In het rapport ‘Nationale Agenda Precisielandbouw: knelpuntenanalyse’ zijn knelpunten geïnventariseerd en acties benoemd om deze te verminderen of weg te nemen. Een aantal technieken van precisielandbouw blijkt in de praktijk minder makkelijk toepasbaar dan vooraf werd verwacht. Van eenvoudig inpluggen en aan de slag is vaak geen sprake.
Verdienmodel onduidelijk
Een verdienmodel voor de tuinder is niet altijd duidelijk. De zogenaamde ‘variabel-doseertechnologie’, waarmee op akkers en in boomgaarden de inzet van productiemiddelen plaatsspecifek geoptimaliseerd wordt, leidend tot betere gewasopbrengsten (in kwaliteit en kwantiteit) èn minder milieubelasting, vergt nu vanwege de complexiteit veel doorzettingsvermogen en aanzienlijke investeringen in geld en tijd. Andere precisielandbouwtechnologieën als ‘plaatsbepalingstechnologie’ en ‘bodem- en gewasmonitoring met sensoren’ worden al wel breder toegepast. We zien dit beeld niet alleen in Nederland, maar ook in de omringende EU-landen.

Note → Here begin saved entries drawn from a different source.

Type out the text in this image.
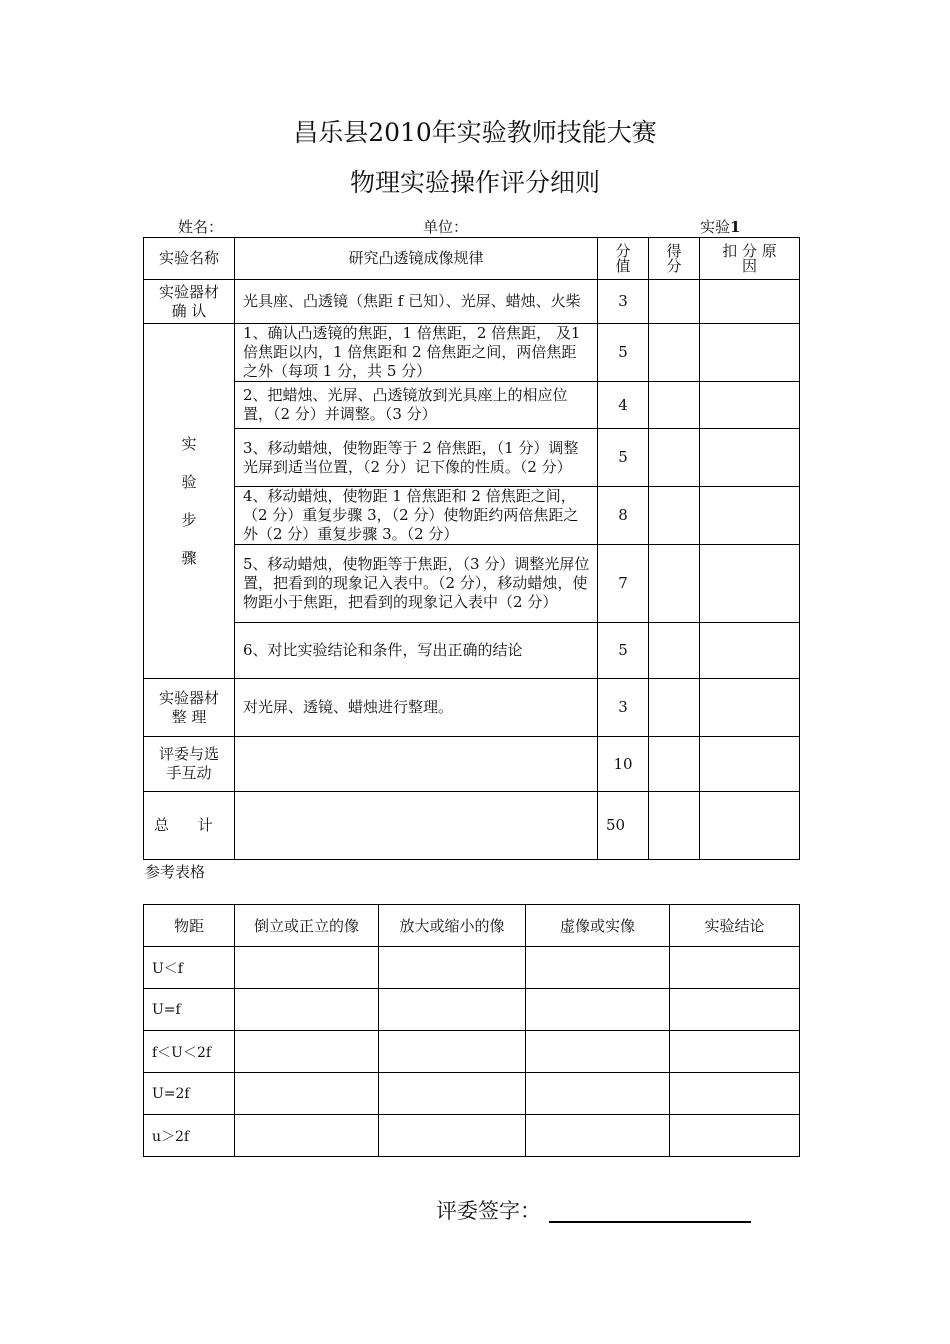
昌乐县2010年实验教师技能大赛
物理实验操作评分细则
姓名：	单位：	实验1
实验名称	研究凸透镜成像规律	分值	得分	扣 分 原 因

实验器材确 认	光具座、凸透镜（焦距 f 已知）、光屏、蜡烛、火柴	3		

实验步骤	1、确认凸透镜的焦距，1 倍焦距，2 倍焦距， 及1 倍焦距以内，1 倍焦距和 2 倍焦距之间，两倍焦距之外（每项 1 分，共 5 分）	5		
	2、把蜡烛、光屏、凸透镜放到光具座上的相应位置，（2 分）并调整。（3 分）	4		
	3、移动蜡烛，使物距等于 2 倍焦距，（1 分）调整光屏到适当位置，（2 分）记下像的性质。（2 分）	5		
	4、移动蜡烛，使物距 1 倍焦距和 2 倍焦距之间，（2 分）重复步骤 3，（2 分）使物距约两倍焦距之外（2 分）重复步骤 3。（2 分）	8		
	5、移动蜡烛，使物距等于焦距，（3 分）调整光屏位置，把看到的现象记入表中。（2 分），移动蜡烛，使物距小于焦距，把看到的现象记入表中（2 分）	7		
	6、对比实验结论和条件，写出正确的结论	5		

实验器材整 理	对光屏、透镜、蜡烛进行整理。	3		

评委与选手互动		10		
总 计		50		
参考表格
物距	倒立或正立的像	放大或缩小的像	虚像或实像	实验结论
U＜f				
U=f				
f＜U＜2f				
U=2f				
u＞2f				
评委签字：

Nationale Proeftuin Precisielandbouw
Voor het ministerie van Landbouw, Natuur en Voedselkwaliteit was deze situatie in 2017 aanleiding om het programma Nationale Proeftuin PrecisieLandbouw (NPPL) te starten. Doel hiervan was te komen tot een bredere inzet van precisielandbouw, door te achterhalen wat de belemmeringen in de praktijk waren. Dit heeft geresulteerd in een overzicht van de knelpunten in een zogenaamde ‘Nationale Agenda Precisielandbouw’. Overheid, industrie, wetenschap en de landbouwsector moeten vervolgens samenwerken aan het opheffen van de gesignaleerde knelpunten.

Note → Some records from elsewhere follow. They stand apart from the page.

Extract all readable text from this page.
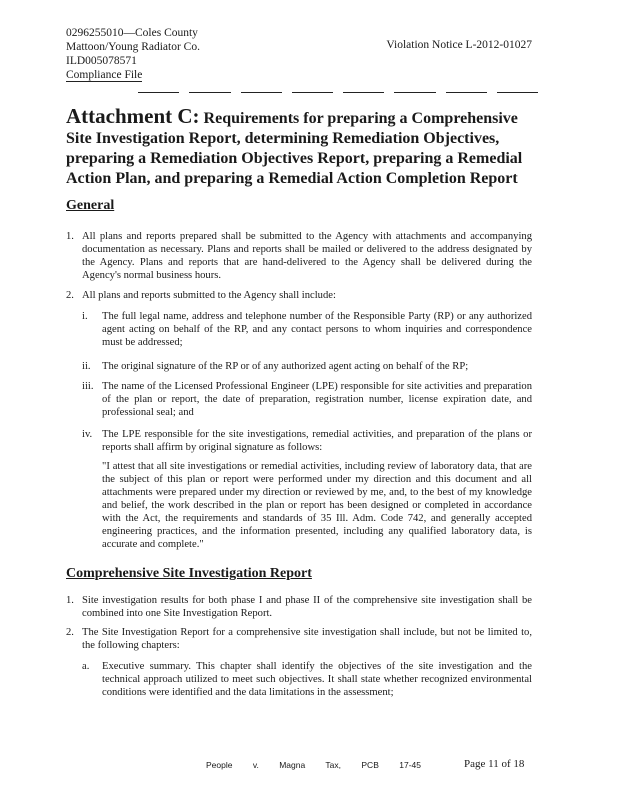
0296255010—Coles County
Mattoon/Young Radiator Co.
ILD005078571
Compliance File
Violation Notice L-2012-01027
Attachment C: Requirements for preparing a Comprehensive Site Investigation Report, determining Remediation Objectives, preparing a Remediation Objectives Report, preparing a Remedial Action Plan, and preparing a Remedial Action Completion Report
General
1. All plans and reports prepared shall be submitted to the Agency with attachments and accompanying documentation as necessary. Plans and reports shall be mailed or delivered to the address designated by the Agency. Plans and reports that are hand-delivered to the Agency shall be delivered during the Agency's normal business hours.
2. All plans and reports submitted to the Agency shall include:
i. The full legal name, address and telephone number of the Responsible Party (RP) or any authorized agent acting on behalf of the RP, and any contact persons to whom inquiries and correspondence must be addressed;
ii. The original signature of the RP or of any authorized agent acting on behalf of the RP;
iii. The name of the Licensed Professional Engineer (LPE) responsible for site activities and preparation of the plan or report, the date of preparation, registration number, license expiration date, and professional seal; and
iv. The LPE responsible for the site investigations, remedial activities, and preparation of the plans or reports shall affirm by original signature as follows:
"I attest that all site investigations or remedial activities, including review of laboratory data, that are the subject of this plan or report were performed under my direction and this document and all attachments were prepared under my direction or reviewed by me, and, to the best of my knowledge and belief, the work described in the plan or report has been designed or completed in accordance with the Act, the requirements and standards of 35 Ill. Adm. Code 742, and generally accepted engineering practices, and the information presented, including any qualified laboratory data, is accurate and complete."
Comprehensive Site Investigation Report
1. Site investigation results for both phase I and phase II of the comprehensive site investigation shall be combined into one Site Investigation Report.
2. The Site Investigation Report for a comprehensive site investigation shall include, but not be limited to, the following chapters:
a. Executive summary. This chapter shall identify the objectives of the site investigation and the technical approach utilized to meet such objectives. It shall state whether recognized environmental conditions were identified and the data limitations in the assessment;
People v. Magna Tax, PCB 17-45	Page 11 of 18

Terugverdientijd, data-positie en middelvoorschiften
In het rapport ‘Nationale Agenda Precisielandbouw: knelpuntenanalyse’ zijn de knelpunten geïnventariseerd en vertaald in doelen inclusief specifieke acties om deze te verminderen of weg te nemen. Lange terugverdientijd, een ontbrekende ‘data-positie’ van de boeren en tuinders en het niet aansluiten van middelvoorschiften op gebruik van die middelen in precisielandbouw zijn voorbeelden van knelpunten.

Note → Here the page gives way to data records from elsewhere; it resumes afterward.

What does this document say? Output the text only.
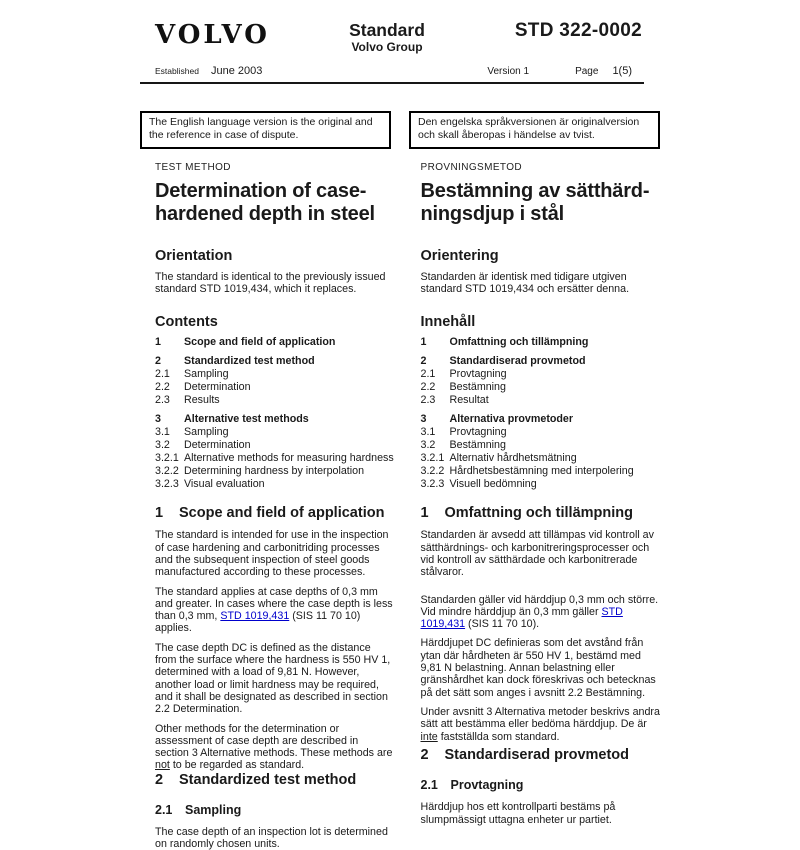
VOLVO	Standard
Volvo Group
STD 322-0002
Established June 2003	Version 1	Page 1(5)
The English language version is the original and the reference in case of dispute.
Den engelska språkversionen är originalversion och skall åberopas i händelse av tvist.
TEST METHOD
Determination of case-
hardened depth in steel
Orientation

The standard is identical to the previously issued standard STD 1019,434, which it replaces.

Contents
1	Scope and field of application
2	Standardized test method
2.1	Sampling
2.2	Determination
2.3	Results
3	Alternative test methods
3.1	Sampling
3.2	Determination
3.2.1 Alternative methods for measuring hardness
3.2.2 Determining hardness by interpolation
3.2.3 Visual evaluation
1 Scope and field of application

The standard is intended for use in the inspection of case hardening and carbonitriding processes and the subsequent inspection of steel goods manufactured according to these processes.

The standard applies at case depths of 0,3 mm and greater. In cases where the case depth is less than 0,3 mm, STD 1019,431 (SIS 11 70 10) applies.

The case depth DC is defined as the distance from the surface where the hardness is 550 HV 1, determined with a load of 9,81 N. However, another load or limit hardness may be required, and it shall be designated as described in section 2.2 Determination.

Other methods for the determination or assessment of case depth are described in section 3 Alternative methods. These methods are not to be regarded as standard.

2 Standardized test method
2.1 Sampling

The case depth of an inspection lot is determined on randomly chosen units.

PROVNINGSMETOD
Bestämning av sätthärd-
ningsdjup i stål
Orientering

Standarden är identisk med tidigare utgiven standard STD 1019,434 och ersätter denna.

Innehåll
1	Omfattning och tillämpning
2	Standardiserad provmetod
2.1	Provtagning
2.2	Bestämning
2.3	Resultat
3	Alternativa provmetoder
3.1	Provtagning
3.2	Bestämning
3.2.1 Alternativ hårdhetsmätning
3.2.2 Hårdhetsbestämning med interpolering
3.2.3 Visuell bedömning
1 Omfattning och tillämpning

Standarden är avsedd att tillämpas vid kontroll av sätthärdnings- och karbonitreringsprocesser och vid kontroll av sätthärdade och karbonitrerade stålvaror.

Standarden gäller vid härddjup 0,3 mm och större. Vid mindre härddjup än 0,3 mm gäller STD 1019,431 (SIS 11 70 10).

Härddjupet DC definieras som det avstånd från ytan där hårdheten är 550 HV 1, bestämd med 9,81 N belastning. Annan belastning eller gränshårdhet kan dock föreskrivas och betecknas på det sätt som anges i avsnitt 2.2 Bestämning.

Under avsnitt 3 Alternativa metoder beskrivs andra sätt att bestämma eller bedöma härddjup. De är inte fastställda som standard.

2 Standardiserad provmetod
2.1 Provtagning

Härddjup hos ett kontrollparti bestäms på slumpmässigt uttagna enheter ur partiet.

Een aantal doelen wordt reeds door de NPPL-stuurgroepleden (BOA, FEDECOM, Groen onderwijs namens Aeres, LNV, LTO, Misset en WUR) opgepakt. De komende maanden worden benut om stakeholders bekend te maken met de doelen en hen te vragen ook maatregelen en acties te nemen om zo de toepassing van precisielandbouw in Nederland te bevorderen.